Associate professor awarded $3.4M to study male factors in recurrent pregnancy loss


Winifred Mak, MD, PhD, associate professor in the Department of Obstetrics and Gynecology at The University of Texas Health Science Center at San Antonio, has received the Stephen I. Katz Early Stage Investigator Research Project Grant from the National Institutes of Health’s National Institute of Child Health and Human Development. The 5-year, $3.4 million grant will support her research on the role of sperm in recurrent pregnancy loss.

Headshot of Dr. Winifred Man in a white coat.
Winifred Mak, MD, PhD, associate professor in the Department of Obstetrics and Gynecology.

Mak is a reproductive endocrinologist and fertility specialist with UT Health Physicians. Working with patients who have experienced recurrent pregnancy loss (RPL) led her to pursue this important research.

“About 5% of couples have recurrent miscarriage, defined as having two or more miscarriages,” Mak explained. “But we don’t have answers for 50% of those couples. Investigating new causes for RPL is crucial to help couples to identify a cause and, therefore, possible therapeutic options.”

Mak’s research will also address a major gap in the understanding of recurrent miscarriage by focusing on the largely understudied role of sperm as a potential cause.

“When we do a workup of a couple, most of it focuses on the woman. Clinically, we don’t do much with the male partner,” Mak explained.
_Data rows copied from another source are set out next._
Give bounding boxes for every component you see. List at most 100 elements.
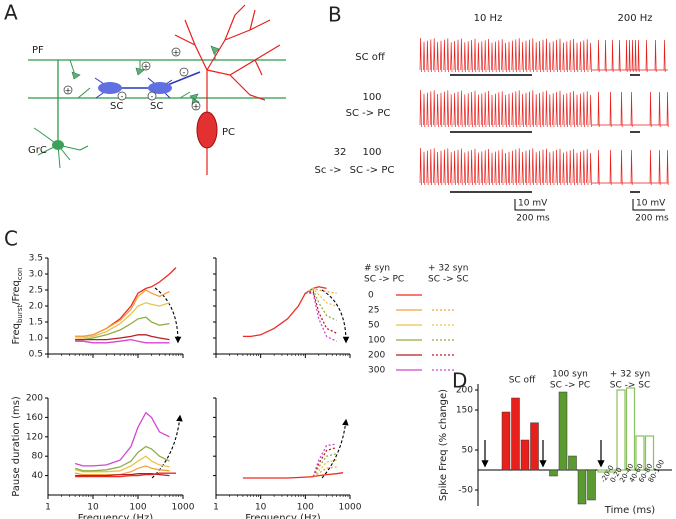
- bar: [577, 469, 587, 505]
- x-tick-label: 100: [297, 503, 314, 513]
- group-label: SC -> PC: [550, 381, 590, 391]
- synapse-sign: -: [151, 92, 154, 101]
- y-tick-label: 3.0: [29, 270, 44, 280]
- y-tick-label: 120: [26, 432, 43, 442]
- sign-circle: [191, 101, 201, 111]
- series-line: [74, 445, 170, 472]
- x-tick-label: 100: [129, 503, 146, 513]
- series-line: [312, 443, 337, 477]
- legend-label: 25: [368, 306, 379, 316]
- scale-label: 200 ms: [516, 214, 550, 224]
- row-label: 100: [362, 92, 381, 103]
- series-line: [305, 289, 337, 321]
- column-title: 200 Hz: [617, 13, 652, 24]
- row-label: 32: [334, 147, 347, 158]
- bar: [616, 389, 626, 471]
- y-tick-label: 200: [456, 386, 473, 396]
- row-label: SC -> PC: [350, 165, 395, 176]
- y-tick-label: 1.5: [29, 318, 43, 328]
- series-line: [75, 289, 170, 338]
- series-line: [74, 465, 170, 476]
- legend-label: 50: [368, 321, 380, 331]
- y-tick-label: 50: [462, 446, 474, 456]
- y-tick-label: 80: [32, 452, 44, 462]
- series-line: [75, 334, 170, 341]
- diagram-label: PC: [222, 127, 235, 138]
- synapse-sign: +: [143, 62, 150, 71]
- series-line: [312, 446, 337, 477]
- y-axis-label-part: burst: [16, 305, 24, 323]
- x-tick-label: 1: [45, 503, 51, 513]
- bar: [635, 435, 645, 471]
- legend-label: 200: [368, 351, 385, 361]
- y-tick-label: 2.0: [29, 302, 44, 312]
- y-tick-label: 150: [456, 406, 473, 416]
- bar: [549, 469, 558, 477]
- series-line: [312, 453, 337, 477]
- diagram-label: PF: [32, 45, 44, 56]
- sign-circle: [171, 47, 181, 57]
- legend-label: 300: [368, 366, 385, 376]
- x-tick-label: 1: [213, 503, 219, 513]
- row-label: SC off: [355, 52, 386, 63]
- diagram-label: SC: [110, 101, 123, 112]
- y-axis-label-part: /Freq: [11, 280, 22, 305]
- synapse-sign: +: [173, 48, 180, 57]
- synapse-sign: +: [193, 102, 200, 111]
- row-label: Sc ->: [314, 165, 341, 176]
- x-tick-label: 10: [87, 503, 99, 513]
- scale-label: 10 mV: [518, 199, 548, 209]
- series-line: [74, 455, 170, 473]
- bar: [644, 435, 655, 471]
- y-tick-label: 1.0: [29, 334, 44, 344]
- panel-label: A: [4, 1, 18, 25]
- panel-label: B: [328, 3, 342, 27]
- series-line: [312, 466, 337, 478]
- y-tick-label: 160: [26, 413, 43, 423]
- diagram-label: GrC: [28, 145, 47, 156]
- y-tick-label: 40: [32, 471, 44, 481]
- legend-title: + 32 syn: [428, 264, 468, 274]
- series-line: [75, 472, 176, 478]
- y-tick-label: 3.5: [29, 254, 43, 264]
- series-line: [304, 287, 337, 307]
- voltage-trace: [419, 147, 669, 186]
- y-tick-label: 0.5: [29, 350, 43, 360]
- series-line: [75, 316, 170, 341]
- y-tick-label: -50: [458, 486, 473, 496]
- x-axis-label: Frequency (Hz): [78, 513, 154, 519]
- legend-label: 100: [368, 336, 385, 346]
- bar: [520, 439, 530, 471]
- panel-label: D: [452, 369, 467, 393]
- y-axis-label: Freqburst/Freqcon: [11, 268, 24, 345]
- series-line: [312, 459, 337, 478]
- series-line: [242, 286, 327, 338]
- row-label: SC -> PC: [346, 108, 391, 119]
- series-line: [305, 292, 337, 342]
- x-tick-label: 1000: [172, 503, 195, 513]
- group-label: + 32 syn: [610, 370, 650, 380]
- bar: [606, 469, 617, 473]
- x-tick-label: 10: [255, 503, 267, 513]
- legend-title: # syn: [364, 264, 390, 274]
- sign-circle: [63, 85, 73, 95]
- scale-bar: [632, 199, 665, 211]
- bar: [625, 387, 636, 471]
- series-line: [75, 302, 170, 339]
- y-tick-label: 200: [26, 394, 43, 404]
- synapse-sign: -: [183, 68, 186, 77]
- series-line: [74, 411, 170, 467]
- x-tick-label: 1000: [339, 503, 362, 513]
- bar: [511, 397, 520, 471]
- series-line: [305, 290, 337, 334]
- bar: [587, 469, 596, 501]
- column-title: 10 Hz: [474, 13, 503, 24]
- y-axis-label: Spike Freq (% change): [438, 389, 449, 501]
- sign-circle: [179, 67, 189, 77]
- group-label: 100 syn: [552, 370, 588, 380]
- circuit-diagram: [28, 4, 286, 175]
- trend-arrows: [151, 287, 350, 479]
- legend-label: 0: [368, 291, 374, 301]
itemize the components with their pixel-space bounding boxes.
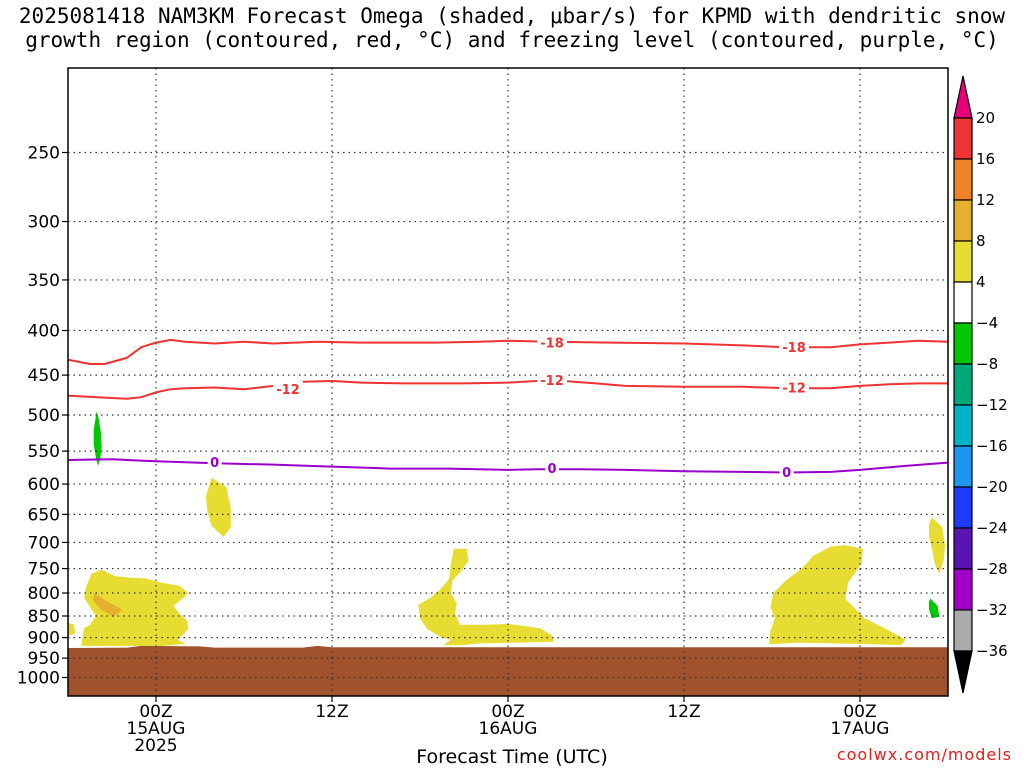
y-tick-label: 250	[28, 144, 60, 164]
y-tick-label: 600	[28, 475, 60, 495]
colorbar-level-label: −20	[976, 478, 1008, 496]
y-tick-label: 850	[28, 607, 60, 627]
colorbar-level-label: −8	[976, 355, 998, 373]
colorbar-swatch	[953, 199, 973, 242]
colorbar-swatch	[953, 158, 973, 201]
colorbar-top-arrow	[953, 75, 973, 119]
colorbar-level-label: 20	[976, 109, 995, 127]
y-tick-label: 800	[28, 584, 60, 604]
contour-line	[68, 379, 948, 400]
chart-title: 2025081418 NAM3KM Forecast Omega (shaded…	[0, 4, 1024, 52]
ground	[68, 645, 948, 696]
omega-pos-4-8-a2	[68, 622, 76, 636]
omega-pos-4-8-c	[418, 548, 554, 646]
title-line-2: growth region (contoured, red, °C) and f…	[25, 28, 999, 52]
site-credit[interactable]: coolwx.com/models	[836, 745, 1012, 764]
contour-label-bg	[779, 463, 794, 480]
x-tick-label: 2025	[134, 736, 177, 756]
y-tick-label: 650	[28, 505, 60, 525]
gridlines-layer	[68, 68, 948, 696]
contour-label: -12	[540, 374, 564, 389]
title-line-1: 2025081418 NAM3KM Forecast Omega (shaded…	[18, 4, 1006, 28]
colorbar-level-label: −4	[976, 314, 998, 332]
contour-label: -12	[276, 383, 300, 398]
colorbar-swatch	[953, 527, 973, 570]
y-tick-label: 500	[28, 406, 60, 426]
colorbar-swatch	[953, 117, 973, 160]
colorbar-swatch	[953, 568, 973, 611]
y-axis-ticks: 2503003504004505005506006507007508008509…	[17, 144, 68, 689]
contour-label-bg	[207, 453, 222, 470]
y-tick-label: 350	[28, 271, 60, 291]
x-tick-label: 15AUG	[127, 719, 186, 739]
x-tick-label: 12Z	[667, 702, 700, 722]
colorbar-level-label: −16	[976, 437, 1008, 455]
colorbar-swatch	[953, 445, 973, 488]
contour-label: 0	[210, 456, 219, 471]
colorbar-swatch	[953, 240, 973, 283]
y-tick-label: 700	[28, 533, 60, 553]
contour-label-bg	[779, 379, 809, 396]
contour-label: -18	[782, 341, 806, 356]
colorbar-level-label: −32	[976, 601, 1008, 619]
y-tick-label: 750	[28, 560, 60, 580]
y-tick-label: 450	[28, 366, 60, 386]
y-tick-label: 400	[28, 322, 60, 342]
y-tick-label: 300	[28, 213, 60, 233]
omega-neg-4-8-b	[928, 598, 940, 619]
x-tick-label: 17AUG	[831, 719, 890, 739]
omega-pos-8-12	[92, 593, 123, 617]
contour-label-bg	[537, 372, 567, 389]
x-tick-label: 00Z	[843, 702, 876, 722]
contour-label-bg	[537, 334, 567, 351]
contour-line	[68, 458, 948, 474]
colorbar-bottom-arrow	[953, 650, 973, 694]
colorbar-level-label: 8	[976, 232, 986, 250]
y-tick-label: 1000	[17, 669, 60, 689]
contour-label-bg	[779, 339, 809, 356]
contour-label: 0	[782, 466, 791, 481]
contour-layer: -18 -18 -12 -12 -12 0 0 0	[68, 334, 948, 481]
colorbar-level-label: 4	[976, 273, 986, 291]
colorbar-level-label: 12	[976, 191, 995, 209]
y-tick-label: 900	[28, 629, 60, 649]
colorbar-swatch	[953, 322, 973, 365]
contour-label: 0	[547, 462, 556, 477]
contour-label-bg	[273, 381, 303, 398]
colorbar-swatch	[953, 281, 973, 324]
colorbar-swatch	[953, 486, 973, 529]
colorbar-level-label: 16	[976, 150, 995, 168]
x-tick-label: 12Z	[315, 702, 348, 722]
omega-neg-4-8-a	[93, 411, 102, 466]
omega-pos-4-8-b	[205, 477, 231, 537]
colorbar-swatch	[953, 609, 973, 652]
contour-label: -18	[540, 337, 564, 352]
x-tick-label: 00Z	[139, 702, 172, 722]
colorbar-level-label: −12	[976, 396, 1008, 414]
omega-pos-4-8-a	[81, 569, 189, 646]
omega-pos-4-8-d	[769, 545, 906, 646]
colorbar: 20 16 12 8 4 −4 −8 −12 −16 −20 −24 −28 −32 −36	[953, 75, 1008, 694]
x-axis-label: Forecast Time (UTC)	[416, 746, 608, 768]
colorbar-level-label: −24	[976, 519, 1008, 537]
y-tick-label: 950	[28, 649, 60, 669]
contour-label: -12	[782, 382, 806, 397]
contour-label-bg	[545, 459, 559, 476]
colorbar-swatch	[953, 363, 973, 406]
x-tick-label: 16AUG	[479, 719, 538, 739]
x-tick-label: 00Z	[491, 702, 524, 722]
contour-line	[68, 338, 948, 365]
colorbar-level-label: −36	[976, 642, 1008, 660]
y-tick-label: 550	[28, 442, 60, 462]
colorbar-level-label: −28	[976, 560, 1008, 578]
omega-pos-4-8-e	[928, 517, 946, 574]
colorbar-swatch	[953, 404, 973, 447]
Other than a blood test to check for abnormal chromosomes, there are no routine diagnostic tests for men in couples experiencing recurrent miscarriage, she said.

However, there are potential known defects of sperm that are associated with recurrent miscarriage, particularly something known as sperm DNA fragmentation, or broken DNA strands within the sperm, Mak said.

Mak’s research seeks to further connect the dots between this association and delve deeper into understanding how sperm DNA fragmentation causes miscarriage.

“My work will drill down where in the genome these DNA breaks are occurring, and, what I think is most novel about the project, we’re going to sequence the whole genomes of miscarriages, as well as mom and dad.”

In addition to investigating the integrity of the sperm’s genome, other aims in Mak’s project will analyze the sperm’s epigenetics, examining sperm DNA methylation and sperm histones. Epigenetics factors control gene expression by mechanisms that do not change the sequence of the DNA, Mak explained.

By including this comprehensive molecular analysis of sperm genome and epigenome, the project will shift the present clinical diagnostic paradigm for RPL couples from a mainly female-centric approach to a more balanced approach, she said.

“Women have a lot of guilt with recurrent miscarriage; they put a lot on themselves,” Mak said, noting the emotional toll of recurrent pregnancy loss. “But if we have objective evidence, if we know what in the sperm is potentially causing RPL, we can find treatments and be more proactive.”